Here are a few ways you can increase your link count:
- Social media – getting on sites like Digg or StumbleUpon don’t just drive a ton of traffic. The increase in visibility also improves your chances of getting linked to.
- Directories – There are many directories on the web. Take the time to submit your website to the ones that compliment your content.
- The top 100 – If you want to rank for a specific keyword, the best links you can get are from sites that already rank in the top 100 search results for that keyword. Granted, some of the sites that rank for the term you are trying to rank for are your competitors, so they will not link to you, but some will not be your competition and you can always shoot them a nice email asking them to link to you.
- Forums – Many forums allow you to create signatures, in which you can link back to your website. As long as those links are not no-followed, they will help with your rankings.
- Competition – The easiest way to get links is to see who links to your competition and write them an email telling them the benefits of your website compared to your competition. Roughly, 5% of the websites you email will also add your link.
- Dead links – There are billions of links on the web, so expect a good portion of those links to die over time. Websites go down and many of the links pointing to that website are still active. If you email those websites informing them of the dead link, and that your content is similar, there is a good chance they will replace the dead link to one going to your website.
Conclusion
Be patient.
It takes time for search engines to update their records, as they have to crawl billions of websites.

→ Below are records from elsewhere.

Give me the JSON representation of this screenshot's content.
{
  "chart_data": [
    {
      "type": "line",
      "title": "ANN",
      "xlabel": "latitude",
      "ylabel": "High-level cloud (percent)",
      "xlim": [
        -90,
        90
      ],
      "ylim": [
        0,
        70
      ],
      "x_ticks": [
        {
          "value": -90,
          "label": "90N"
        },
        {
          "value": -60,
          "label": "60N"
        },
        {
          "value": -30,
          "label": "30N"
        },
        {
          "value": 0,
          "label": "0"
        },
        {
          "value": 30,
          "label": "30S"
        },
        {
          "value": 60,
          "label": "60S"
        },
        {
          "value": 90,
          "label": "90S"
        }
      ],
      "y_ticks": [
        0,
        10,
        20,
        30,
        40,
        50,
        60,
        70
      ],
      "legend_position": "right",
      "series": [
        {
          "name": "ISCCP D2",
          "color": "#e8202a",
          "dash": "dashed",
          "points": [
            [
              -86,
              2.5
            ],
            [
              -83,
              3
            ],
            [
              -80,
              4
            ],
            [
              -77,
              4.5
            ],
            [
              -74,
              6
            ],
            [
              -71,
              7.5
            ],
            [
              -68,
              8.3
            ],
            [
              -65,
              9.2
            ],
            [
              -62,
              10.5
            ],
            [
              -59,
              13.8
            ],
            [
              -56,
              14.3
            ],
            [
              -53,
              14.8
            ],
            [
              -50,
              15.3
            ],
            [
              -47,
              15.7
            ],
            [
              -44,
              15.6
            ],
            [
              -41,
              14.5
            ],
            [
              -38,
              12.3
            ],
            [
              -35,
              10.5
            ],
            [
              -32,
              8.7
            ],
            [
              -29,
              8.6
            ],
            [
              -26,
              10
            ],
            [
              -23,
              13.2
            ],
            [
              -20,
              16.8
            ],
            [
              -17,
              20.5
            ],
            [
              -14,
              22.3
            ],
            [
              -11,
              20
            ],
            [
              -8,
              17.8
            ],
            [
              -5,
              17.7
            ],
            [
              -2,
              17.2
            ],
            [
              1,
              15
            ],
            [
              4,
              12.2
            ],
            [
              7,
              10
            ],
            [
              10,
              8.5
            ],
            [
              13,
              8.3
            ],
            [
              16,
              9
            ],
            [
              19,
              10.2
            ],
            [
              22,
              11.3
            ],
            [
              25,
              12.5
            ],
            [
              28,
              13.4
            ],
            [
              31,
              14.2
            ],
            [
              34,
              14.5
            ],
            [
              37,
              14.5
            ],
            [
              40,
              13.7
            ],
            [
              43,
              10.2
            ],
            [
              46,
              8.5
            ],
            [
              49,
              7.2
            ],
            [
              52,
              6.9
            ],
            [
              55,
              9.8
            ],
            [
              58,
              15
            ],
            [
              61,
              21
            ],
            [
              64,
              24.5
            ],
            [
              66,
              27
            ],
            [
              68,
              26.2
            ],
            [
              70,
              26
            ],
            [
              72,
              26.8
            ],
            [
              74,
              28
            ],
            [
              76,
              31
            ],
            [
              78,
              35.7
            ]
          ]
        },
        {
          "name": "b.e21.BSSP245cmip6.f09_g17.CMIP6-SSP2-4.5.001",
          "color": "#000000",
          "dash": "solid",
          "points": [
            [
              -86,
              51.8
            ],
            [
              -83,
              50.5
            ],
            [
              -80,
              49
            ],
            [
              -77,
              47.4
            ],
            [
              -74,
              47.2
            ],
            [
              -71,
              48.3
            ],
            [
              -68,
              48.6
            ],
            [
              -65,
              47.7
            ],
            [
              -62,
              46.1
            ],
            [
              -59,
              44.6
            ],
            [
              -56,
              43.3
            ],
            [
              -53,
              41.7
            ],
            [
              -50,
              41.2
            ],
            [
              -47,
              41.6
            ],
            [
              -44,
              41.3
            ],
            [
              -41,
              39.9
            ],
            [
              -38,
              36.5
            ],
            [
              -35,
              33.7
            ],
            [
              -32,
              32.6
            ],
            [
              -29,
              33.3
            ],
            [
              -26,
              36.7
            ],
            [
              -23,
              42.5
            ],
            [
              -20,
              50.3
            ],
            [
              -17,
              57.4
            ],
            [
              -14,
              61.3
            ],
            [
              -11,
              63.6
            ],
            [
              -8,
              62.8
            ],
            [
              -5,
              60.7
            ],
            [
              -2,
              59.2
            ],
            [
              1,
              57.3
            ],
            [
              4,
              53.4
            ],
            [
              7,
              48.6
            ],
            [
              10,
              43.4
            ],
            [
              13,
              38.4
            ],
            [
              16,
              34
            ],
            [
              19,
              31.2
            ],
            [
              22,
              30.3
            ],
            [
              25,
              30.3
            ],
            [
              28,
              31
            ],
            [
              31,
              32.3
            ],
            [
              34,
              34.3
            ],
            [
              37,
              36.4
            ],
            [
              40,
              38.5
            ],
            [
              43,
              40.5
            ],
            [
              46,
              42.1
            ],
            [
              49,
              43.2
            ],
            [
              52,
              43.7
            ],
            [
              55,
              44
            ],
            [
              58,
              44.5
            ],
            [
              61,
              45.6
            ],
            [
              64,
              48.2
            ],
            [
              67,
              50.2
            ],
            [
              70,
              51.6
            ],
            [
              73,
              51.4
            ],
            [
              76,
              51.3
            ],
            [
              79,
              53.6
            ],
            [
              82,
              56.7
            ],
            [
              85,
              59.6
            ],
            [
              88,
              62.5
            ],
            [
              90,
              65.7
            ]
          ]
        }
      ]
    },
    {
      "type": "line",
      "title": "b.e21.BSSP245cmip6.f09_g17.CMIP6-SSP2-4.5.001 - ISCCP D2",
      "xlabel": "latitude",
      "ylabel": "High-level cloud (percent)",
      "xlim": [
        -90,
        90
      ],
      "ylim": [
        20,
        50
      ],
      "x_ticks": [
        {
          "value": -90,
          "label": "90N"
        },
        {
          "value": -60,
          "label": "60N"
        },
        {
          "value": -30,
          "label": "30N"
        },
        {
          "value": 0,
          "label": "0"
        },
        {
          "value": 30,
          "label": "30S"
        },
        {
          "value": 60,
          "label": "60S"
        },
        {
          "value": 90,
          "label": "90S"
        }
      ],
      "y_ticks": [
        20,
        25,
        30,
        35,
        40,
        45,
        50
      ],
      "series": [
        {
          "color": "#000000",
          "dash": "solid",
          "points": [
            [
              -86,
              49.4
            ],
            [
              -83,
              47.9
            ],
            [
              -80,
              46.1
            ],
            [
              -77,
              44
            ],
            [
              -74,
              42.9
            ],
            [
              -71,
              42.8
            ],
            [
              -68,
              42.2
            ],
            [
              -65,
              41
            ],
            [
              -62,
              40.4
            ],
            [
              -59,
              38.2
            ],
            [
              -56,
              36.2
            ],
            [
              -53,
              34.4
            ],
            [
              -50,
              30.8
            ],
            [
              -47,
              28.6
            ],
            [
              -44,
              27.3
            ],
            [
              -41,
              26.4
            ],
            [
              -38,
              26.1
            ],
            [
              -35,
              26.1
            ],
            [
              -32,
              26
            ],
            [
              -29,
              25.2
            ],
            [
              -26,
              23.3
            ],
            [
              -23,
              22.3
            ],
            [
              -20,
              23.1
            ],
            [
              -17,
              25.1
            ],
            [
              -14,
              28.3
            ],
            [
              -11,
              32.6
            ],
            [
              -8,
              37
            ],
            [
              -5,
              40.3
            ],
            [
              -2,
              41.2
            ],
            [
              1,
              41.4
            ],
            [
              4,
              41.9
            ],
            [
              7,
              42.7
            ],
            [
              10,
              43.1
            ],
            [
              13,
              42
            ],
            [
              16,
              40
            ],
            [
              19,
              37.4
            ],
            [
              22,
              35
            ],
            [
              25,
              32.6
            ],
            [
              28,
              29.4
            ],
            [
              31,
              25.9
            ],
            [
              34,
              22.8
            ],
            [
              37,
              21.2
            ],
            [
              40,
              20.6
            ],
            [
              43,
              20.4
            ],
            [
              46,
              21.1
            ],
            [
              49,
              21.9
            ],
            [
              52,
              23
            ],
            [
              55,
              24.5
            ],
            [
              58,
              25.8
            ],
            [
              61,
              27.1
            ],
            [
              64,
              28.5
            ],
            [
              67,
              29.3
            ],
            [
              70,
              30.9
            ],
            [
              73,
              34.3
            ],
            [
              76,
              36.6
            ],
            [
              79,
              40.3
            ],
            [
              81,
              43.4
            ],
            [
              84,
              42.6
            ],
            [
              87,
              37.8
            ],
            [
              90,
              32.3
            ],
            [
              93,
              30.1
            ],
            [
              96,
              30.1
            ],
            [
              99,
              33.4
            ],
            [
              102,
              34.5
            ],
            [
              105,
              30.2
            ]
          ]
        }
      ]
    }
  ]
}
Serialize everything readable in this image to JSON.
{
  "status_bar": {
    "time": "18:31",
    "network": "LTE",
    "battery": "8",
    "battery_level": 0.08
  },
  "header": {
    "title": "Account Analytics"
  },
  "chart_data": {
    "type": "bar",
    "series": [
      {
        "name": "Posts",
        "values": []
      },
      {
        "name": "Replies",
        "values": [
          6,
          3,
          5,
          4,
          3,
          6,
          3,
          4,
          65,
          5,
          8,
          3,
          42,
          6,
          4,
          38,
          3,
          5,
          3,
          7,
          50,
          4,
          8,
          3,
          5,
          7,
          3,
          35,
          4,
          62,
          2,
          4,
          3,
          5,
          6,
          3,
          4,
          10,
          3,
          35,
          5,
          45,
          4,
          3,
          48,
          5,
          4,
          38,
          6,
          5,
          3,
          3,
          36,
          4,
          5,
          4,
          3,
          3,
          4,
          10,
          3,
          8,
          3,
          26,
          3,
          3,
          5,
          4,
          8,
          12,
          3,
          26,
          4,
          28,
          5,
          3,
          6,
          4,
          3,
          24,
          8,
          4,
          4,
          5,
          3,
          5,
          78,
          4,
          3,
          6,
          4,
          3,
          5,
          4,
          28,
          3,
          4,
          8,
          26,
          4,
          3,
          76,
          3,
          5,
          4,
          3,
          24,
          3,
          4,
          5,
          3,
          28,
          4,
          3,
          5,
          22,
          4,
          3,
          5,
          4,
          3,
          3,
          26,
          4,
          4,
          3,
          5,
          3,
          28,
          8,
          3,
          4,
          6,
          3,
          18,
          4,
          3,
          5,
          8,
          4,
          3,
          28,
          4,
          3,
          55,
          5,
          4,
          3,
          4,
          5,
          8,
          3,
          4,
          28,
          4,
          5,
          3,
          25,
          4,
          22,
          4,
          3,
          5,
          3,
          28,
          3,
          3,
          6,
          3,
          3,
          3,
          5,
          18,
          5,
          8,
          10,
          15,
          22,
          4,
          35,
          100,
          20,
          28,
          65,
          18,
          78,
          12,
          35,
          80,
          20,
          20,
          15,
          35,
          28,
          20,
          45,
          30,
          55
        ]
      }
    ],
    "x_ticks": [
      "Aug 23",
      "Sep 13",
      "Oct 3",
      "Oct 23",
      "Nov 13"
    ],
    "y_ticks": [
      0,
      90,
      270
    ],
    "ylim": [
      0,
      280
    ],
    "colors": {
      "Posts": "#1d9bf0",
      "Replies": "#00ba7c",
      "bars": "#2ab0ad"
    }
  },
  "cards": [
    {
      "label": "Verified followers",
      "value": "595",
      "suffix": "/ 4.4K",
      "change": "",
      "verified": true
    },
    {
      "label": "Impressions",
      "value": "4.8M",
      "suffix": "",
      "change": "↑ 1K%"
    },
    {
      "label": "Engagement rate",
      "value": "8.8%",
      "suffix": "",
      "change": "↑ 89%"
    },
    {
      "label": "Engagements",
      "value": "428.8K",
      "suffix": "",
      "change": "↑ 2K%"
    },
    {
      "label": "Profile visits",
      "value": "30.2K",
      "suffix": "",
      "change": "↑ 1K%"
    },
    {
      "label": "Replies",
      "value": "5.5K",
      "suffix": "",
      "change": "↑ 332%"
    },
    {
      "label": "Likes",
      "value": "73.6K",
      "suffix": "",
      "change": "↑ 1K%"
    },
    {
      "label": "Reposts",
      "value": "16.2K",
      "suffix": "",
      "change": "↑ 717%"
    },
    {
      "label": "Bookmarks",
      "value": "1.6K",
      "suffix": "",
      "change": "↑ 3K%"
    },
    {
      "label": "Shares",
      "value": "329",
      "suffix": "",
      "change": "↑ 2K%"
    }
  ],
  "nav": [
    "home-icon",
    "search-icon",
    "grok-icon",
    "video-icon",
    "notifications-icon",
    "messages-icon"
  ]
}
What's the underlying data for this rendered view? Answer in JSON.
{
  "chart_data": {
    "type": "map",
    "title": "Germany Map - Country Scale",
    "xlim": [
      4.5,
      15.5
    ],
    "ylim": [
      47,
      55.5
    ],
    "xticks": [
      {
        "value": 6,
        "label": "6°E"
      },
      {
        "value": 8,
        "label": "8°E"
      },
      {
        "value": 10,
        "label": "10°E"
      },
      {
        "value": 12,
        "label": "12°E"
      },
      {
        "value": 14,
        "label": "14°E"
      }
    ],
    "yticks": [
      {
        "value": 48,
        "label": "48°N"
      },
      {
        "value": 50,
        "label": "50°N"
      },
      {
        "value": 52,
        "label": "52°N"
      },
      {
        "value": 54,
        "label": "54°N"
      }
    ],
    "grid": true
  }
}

Also, note that it will take time to figure out what works for your site. What works for site A might not work for site B. There aren’t any shortcuts. If you do anything shady to speed things up, eventually you will get caught and punished. It’s never worth it.
A better approach?
- Figure out what people are looking for
- Create a site that gives it to them
- Optimize for search engines, so they help people find you
It’s not just smart SEO. It’s what search engines want you to do.
Ultimately, their goal is to have the best websites for every given topic show up at the top. So if you work hard to create the best website, and then promote it effectively, eventually they will catch up.
Just keep the above points in mind to help guide you. It takes time, and it’s a lot of hard work, but if you stick with it, it does pay off.